Rachael Kosch, Dancer, Choreographer

Daughter of Sheila Schwid and Jay Milder
Lived at Westbeth from 1970 to 1980

Small Stories

I can remember running around the endless labyrinth that was the basement playing Zombies with Stephanie Wales and Carla Hollander, my two best friends. Zombies consisted of hiding in dank, dark corners of mysterious rooms along the continuous corridor. A couple of your best friends scattered to the far reaches of the basement and then crept along trying not to find you. As one neared, you suddenly jumped out screeching so as to scare her as much as possible, thereby scaring yourself at the same time. It was great fun.

I remember crowded Christmas parties in the community room–not where the community room is now, but in the building that forms the west wall of the outer courtyard. I also worked in the fast falafel place, Amy’s, which, for a short time, was in that same building.

I remember drawing a huge pentacle in white chalk on the floor of a very large, completely empty room in the basement.

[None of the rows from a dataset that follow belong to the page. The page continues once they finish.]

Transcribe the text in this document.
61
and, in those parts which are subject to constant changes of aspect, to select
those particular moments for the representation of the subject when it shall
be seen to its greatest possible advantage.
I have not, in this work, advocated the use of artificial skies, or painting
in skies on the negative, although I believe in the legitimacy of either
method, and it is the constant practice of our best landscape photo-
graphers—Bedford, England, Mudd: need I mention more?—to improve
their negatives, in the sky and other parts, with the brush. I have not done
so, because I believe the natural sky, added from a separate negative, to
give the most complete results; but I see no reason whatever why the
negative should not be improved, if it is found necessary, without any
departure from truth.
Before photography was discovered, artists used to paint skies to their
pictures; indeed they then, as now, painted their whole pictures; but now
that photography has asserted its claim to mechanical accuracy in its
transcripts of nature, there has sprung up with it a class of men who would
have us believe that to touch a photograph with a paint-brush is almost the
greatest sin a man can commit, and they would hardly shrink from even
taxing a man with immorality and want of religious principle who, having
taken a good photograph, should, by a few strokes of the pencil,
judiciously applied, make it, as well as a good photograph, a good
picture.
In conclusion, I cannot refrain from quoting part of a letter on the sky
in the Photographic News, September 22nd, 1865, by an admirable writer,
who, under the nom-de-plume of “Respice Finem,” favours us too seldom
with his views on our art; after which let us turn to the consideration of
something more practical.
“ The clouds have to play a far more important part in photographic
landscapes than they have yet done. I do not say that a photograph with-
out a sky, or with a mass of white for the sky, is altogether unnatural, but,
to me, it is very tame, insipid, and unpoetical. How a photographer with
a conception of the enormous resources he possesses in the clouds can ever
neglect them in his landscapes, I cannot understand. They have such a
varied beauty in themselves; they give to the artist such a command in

This was in preparation of a witch’s ritual, which never took place. I was a Westbeth witch. There were three of us. This was top secret, of course.

I remember acting in Medea as part of the Westbeth Playwrights Feminist Collective. “Gods and Goddesses under the sun, do the deeds that man wants done. If the Gods can’t answer man, then we’ll see what women can” was chanted over and over, while I stirred a cauldron as one of Medea’s two young handmaidens. (The other was a little girl named Nadji Dajani, who grew up to be an actual actress.)

I remember directing (bossing?) my two siblings, Rifka and Josh, and the three Silva kids (or maybe just Rondi) in a play based on a story series my father made up called Hotchkyvovo and the Three Bags of Flies. The Green Slime was one of the characters. Someone wore overalls and a green beard. I believe Rondi played Jet the dog. The cement ring in the inner courtyard was our interestingly shaped stage.

I remember leaping between the cement cylinders that, like giant stepping stones, ring what used to be a fountain in the center of the outer courtyard. I didn’t miss. I didn’t fall. I was a witch!